Mantida a pauta de julgamento dos quatro réus, entre eles Jamil Name Filho, o Jamilzinho, chefe de milícia armada, segundo denúncia do MPMS (Ministério Público de Mato Grosso do Sul), pelo assassinato de Marcel Hernandes Colombo, conhecido como Playboy da Mansão, ocorrido em outubro de 2018, num bar, em Campo Grande.
Na tarde desta terça-feira (25), a 2ª Câmara Criminal do Tribunal de Justiça de MS, por unanimidade, manteve o "julgamento já pautado".
Na prática, embora os réus ainda possam recorrer, o processo segue agora para o juiz Aluízio Pereira dos Santos, da 2ª Vara do Tribunal do Júri de Campo Grande, que já pode determinar a data do julgamento.
Em recentes declarações, o juiz disse ser intenção sua em julgar o questão ainda neste ano.
Semana passada, Jamilzinho, que cumpre pena no presídio federal de Mossoró, no Rio Grande do Norte, foi condenado a 23,6 anos de prisão por ter sido apontado como o mandante da execução do estudante de Direito, Matheus Xavier, então com 20 anos de idade, em abril de 2019, também em Campo Grande.
O réu já acumula 46 de prisão a ser cumprido, inicialmente em regime fechado.

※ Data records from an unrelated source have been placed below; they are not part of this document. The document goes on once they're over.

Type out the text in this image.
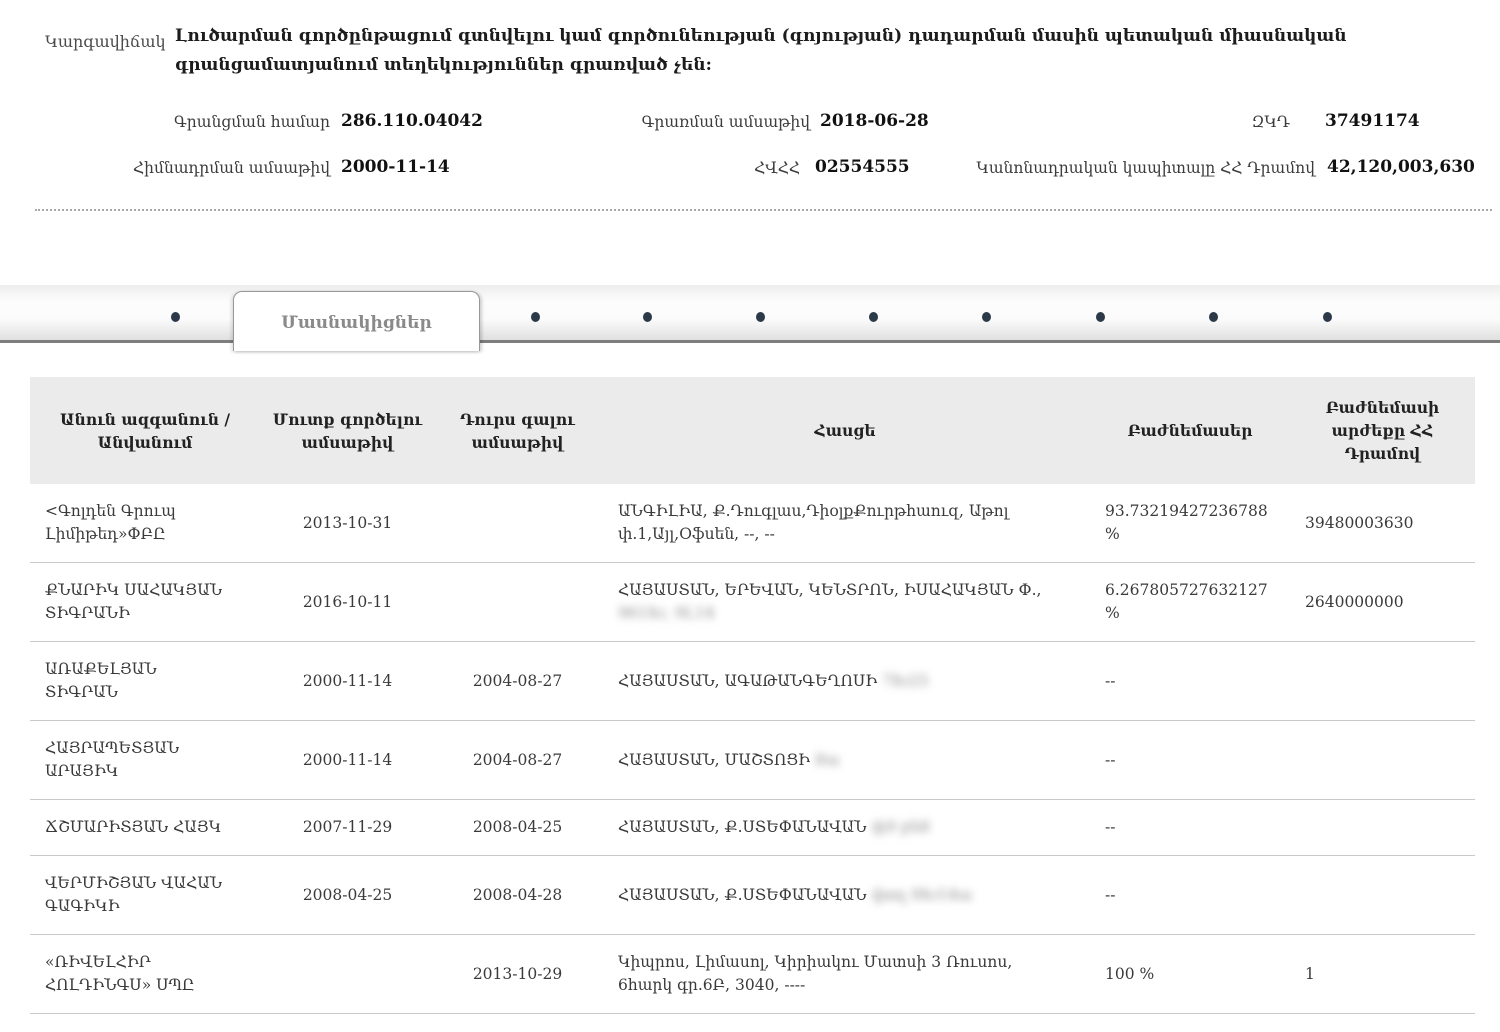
Կարգավիճակ Լուծարման գործընթացում գտնվելու կամ գործունեության (գոյության) դադարման մասին պետական միասնական գրանցամատյանում տեղեկություններ գրառված չեն:
Գրանցման համար 286.110.04042	Գրառման ամսաթիվ 2018-06-28	ԶԿԴ 37491174
Հիմնադրման ամսաթիվ 2000-11-14	ՀՎՀՀ 02554555	Կանոնադրական կապիտալը ՀՀ Դրամով 42,120,003,630
Մասնակիցներ
Անուն ազգանուն / Անվանում	Մուտք գործելու ամսաթիվ	Դուրս գալու ամսաթիվ	Հասցե	Բաժնեմասեր	Բաժնեմասի արժեքը ՀՀ Դրամով
<Գոլդեն Գրուպ Լիմիթեդ»ՓԲԸ	2013-10-31		ԱՆԳԻԼԻԱ, Ք.Դուգլաս,ԴիօլքՔուրթհաուզ, Աթոլ փ.1,Այլ,Օֆսեն, --, --	93.73219427236788 %	39480003630
ՔՆԱՐԻԿ ՍԱՀԱԿՅԱՆ ՏԻԳՐԱՆԻ	2016-10-11		ՀԱՅԱՍՏԱՆ, ԵՐԵՎԱՆ, ԿԵՆՏՐՈՆ, ԻՍԱՀԱԿՅԱՆ Փ., 961Խ, 9Լ14	6.267805727632127 %	2640000000
ԱՌԱՔԵԼՅԱՆ ՏԻԳՐԱՆ	2000-11-14	2004-08-27	ՀԱՅԱՍՏԱՆ, ԱԳԱԹԱՆԳԵՂՈՍԻ 7Խ25	--	
ՀԱՅՐԱՊԵՏՅԱՆ ԱՐԱՅԻԿ	2000-11-14	2004-08-27	ՀԱՅԱՍՏԱՆ, ՄԱՇՏՈՑԻ 8ա	--	
ՃՇՄԱՐԻՏՅԱՆ ՀԱՅԿ	2007-11-29	2008-04-25	ՀԱՅԱՍՏԱՆ, Ք.ՍՏԵՓԱՆԱՎԱՆ փ9 բն8	--	
ՎԵՐՄԻՇՅԱՆ ՎԱՀԱՆ ԳԱԳԻԿԻ	2008-04-25	2008-04-28	ՀԱՅԱՍՏԱՆ, Ք.ՍՏԵՓԱՆԱՎԱՆ փող 9Խ14ա	--	
«ՌԻՎԵԼՀԻՐ ՀՈԼԴԻՆԳՍ» ՍՊԸ		2013-10-29	Կիպրոս, Լիմասոլ, Կիրիակու Մատսի 3 Ռուսոս, 6հարկ գր.6Բ, 3040, ----	100 %	1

Além de Jamilzinho, figuram como réus pela execução de Colombo, o Playboy, Everaldo Monteiro de Assis, policial federal, o ex-guarda civil Marcelo Rios e Rafael Antunes Vieira, também ex-guarda municipal de Campo Grande.
Os réus, conforme investigação do MPMS, integram a suposta milícia armada chefiada por Jamilzinho, organização desmantelada em setembro de 2019, no âmbito da Omertà, operação conduzida pelo MP e Polícia Civil de MS.
Os réus pela morte de Playboy quiseram retardar o julgamento por discordar de provas contra eles, um dos quais o policial federal.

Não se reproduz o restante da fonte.